Mark Whitaker explains why President Obama has seemed so ... ordinary ... during his first year in office.
As a candidate for president, that disciplined, linear, conciliatory approach to life helped Barack Obama defeat the fractious campaigns of Hillary Clinton and John McCain. It was exactly the right temperament to help Americans avert a fiscal and emotional meltdown in the early days of the financial crisis.But as the French say, we all have the faults of our virtues. In President Obama's case, the highly organized defenses he developed as a result of his dysfunctional childhood may have left him ill-prepared to confront the more unruly forces of cynicism, egotism and self-interest that hold sway in Washington, on Wall Street and on the world stage.
Indeed. It's not President Obama's fault. He was an unsullied naif who wandered into snake infested swamp that's Washington.
And that would mean that we are unworthy of having such a refined, unsullied and selfless president.
And that would be a fiction.
President Obama isn't trying to bring a new kind of politics to Washington, he's bringing the Chicago way to the capital. It's hardball politics not some new concilliatory lofty "new politics." Look at Barack Obama's first race.
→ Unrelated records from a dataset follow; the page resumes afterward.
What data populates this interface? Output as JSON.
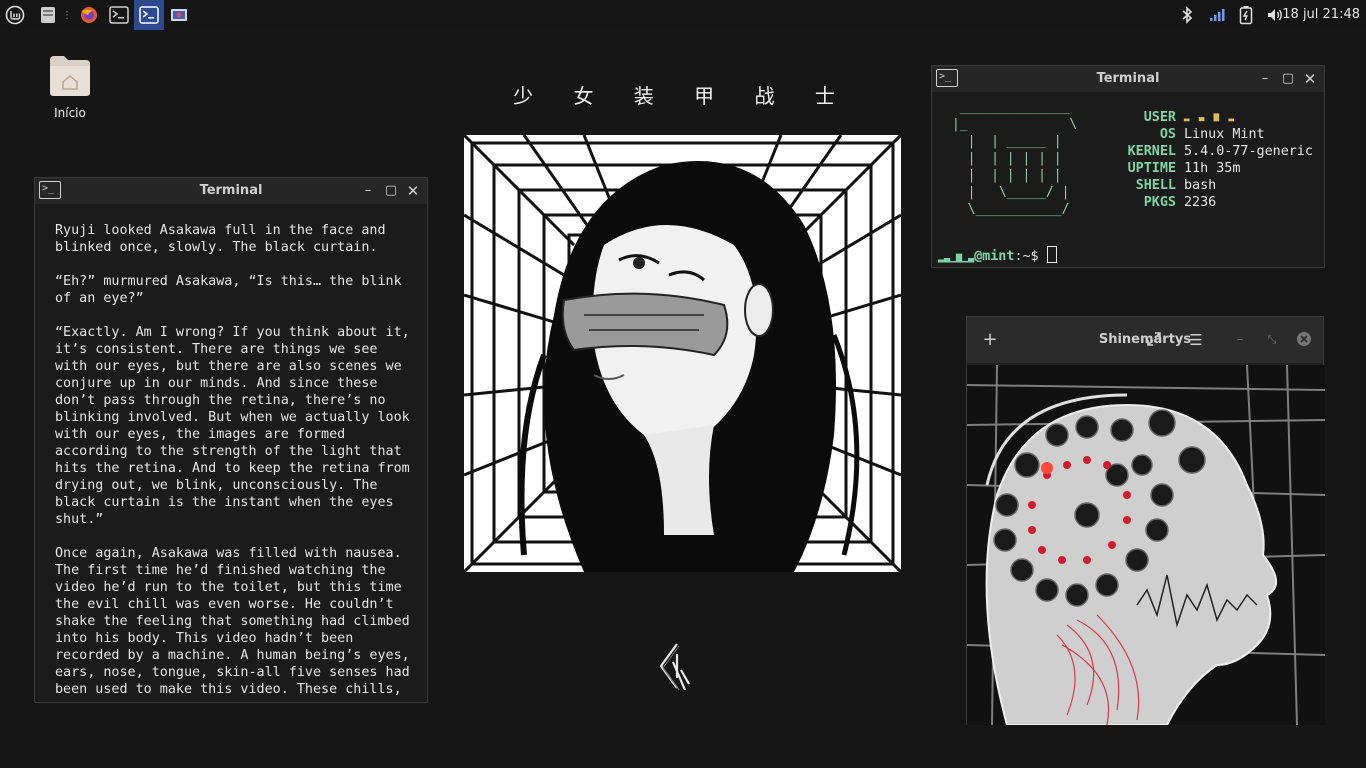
{
  "panel": {
    "menu_icon": "linux-mint-menu-icon",
    "launchers": [
      "file-manager-icon",
      "firefox-icon",
      "terminal-icon",
      "terminal-icon",
      "image-viewer-icon"
    ],
    "tray_icons": [
      "bluetooth-icon",
      "network-signal-icon",
      "battery-icon",
      "volume-icon"
    ],
    "clock": "18 jul 21:48"
  },
  "desktop": {
    "home_label": "Início"
  },
  "artwork": {
    "title": "少 女 装 甲 战 士"
  },
  "left_terminal": {
    "title": "Terminal",
    "text": "Ryuji looked Asakawa full in the face and\nblinked once, slowly. The black curtain.\n\n“Eh?” murmured Asakawa, “Is this… the blink\nof an eye?”\n\n“Exactly. Am I wrong? If you think about it,\nit’s consistent. There are things we see\nwith our eyes, but there are also scenes we\nconjure up in our minds. And since these\ndon’t pass through the retina, there’s no\nblinking involved. But when we actually look\nwith our eyes, the images are formed\naccording to the strength of the light that\nhits the retina. And to keep the retina from\ndrying out, we blink, unconsciously. The\nblack curtain is the instant when the eyes\nshut.”\n\nOnce again, Asakawa was filled with nausea.\nThe first time he’d finished watching the\nvideo he’d run to the toilet, but this time\nthe evil chill was even worse. He couldn’t\nshake the feeling that something had climbed\ninto his body. This video hadn’t been\nrecorded by a machine. A human being’s eyes,\nears, nose, tongue, skin-all five senses had\nbeen used to make this video. These chills,"
  },
  "right_terminal": {
    "title": "Terminal",
    "info": [
      {
        "key": "USER",
        "value": ""
      },
      {
        "key": "OS",
        "value": "Linux Mint"
      },
      {
        "key": "KERNEL",
        "value": "5.4.0-77-generic"
      },
      {
        "key": "UPTIME",
        "value": "11h 35m"
      },
      {
        "key": "SHELL",
        "value": "bash"
      },
      {
        "key": "PKGS",
        "value": "2236"
      }
    ],
    "prompt_host": "@mint",
    "prompt_path": ":~$ "
  },
  "image_viewer": {
    "title": "Shinemartys",
    "add_icon": "plus-icon",
    "fullscreen_icon": "expand-icon",
    "menu_icon": "hamburger-menu-icon"
  },
  "colors": {
    "background": "#161616",
    "terminal_accent": "#7ed4a6"
  }
}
As a community organizer, he had helped register thousands of voters. But when it came time to run for office, he employed Chicago rules to invalidate the voting petition signatures of three of his challengers.The move denied each of them, including incumbent Alice Palmer, a longtime Chicago activist, a place on the ballot. It cleared the way for Obama to run unopposed on the Democratic ticket in a heavily Democrat district.
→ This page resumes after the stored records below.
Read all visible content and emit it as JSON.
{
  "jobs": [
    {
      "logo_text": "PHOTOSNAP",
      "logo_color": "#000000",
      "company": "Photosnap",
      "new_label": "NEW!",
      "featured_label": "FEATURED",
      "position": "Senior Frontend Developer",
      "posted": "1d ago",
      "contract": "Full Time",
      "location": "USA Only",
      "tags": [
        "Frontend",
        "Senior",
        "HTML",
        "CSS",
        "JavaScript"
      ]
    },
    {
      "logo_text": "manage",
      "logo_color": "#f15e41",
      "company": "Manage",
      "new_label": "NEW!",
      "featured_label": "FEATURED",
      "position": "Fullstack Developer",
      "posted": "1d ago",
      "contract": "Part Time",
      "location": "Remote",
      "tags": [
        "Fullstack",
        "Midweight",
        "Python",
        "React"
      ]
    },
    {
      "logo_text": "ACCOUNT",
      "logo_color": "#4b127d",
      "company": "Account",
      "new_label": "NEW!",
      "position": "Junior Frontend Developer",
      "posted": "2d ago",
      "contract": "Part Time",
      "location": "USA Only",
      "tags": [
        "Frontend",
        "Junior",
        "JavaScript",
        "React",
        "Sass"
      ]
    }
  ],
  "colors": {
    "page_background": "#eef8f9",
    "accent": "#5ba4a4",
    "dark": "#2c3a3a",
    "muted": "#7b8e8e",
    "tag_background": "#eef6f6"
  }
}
"That was Chicago politics," said John Kass, a veteran Chicago Tribune columnist. "Knock out your opposition, challenge their petitions, destroy your enemy, right? It is how Barack Obama destroyed his enemies back in 1996 that conflicts with his message today. He may have gotten his start registering thousands of voters. But in that first race, he made sure voters had just one choice."
The message of "new politics" that President Obama rode to the White House was at odds with his record that received too little scrutiny by our watchdog media.
Nor should President Obama have been uncomfortable dealing with egos, after all this is the man who used "I" 38 times in his Nobel acceptance speech.
Until now, Barack Obama has received too little scrutiny for his bullying approach to politics. He has now had a major legislative success in both houses of Congress, cynically bought with tax payers money. Contrary to Whitaker, President Obama hasn't been made ordinary by Washington, rather he's raised the cynical dealing in Washington to new, extraordinary heights.
Oh, by the way, Mr. Whitaker is the Washington Bureau chief for NBC news. I doubt we'll be seeing much in the way of critical scrutiny of the President's dealings or past on NBC.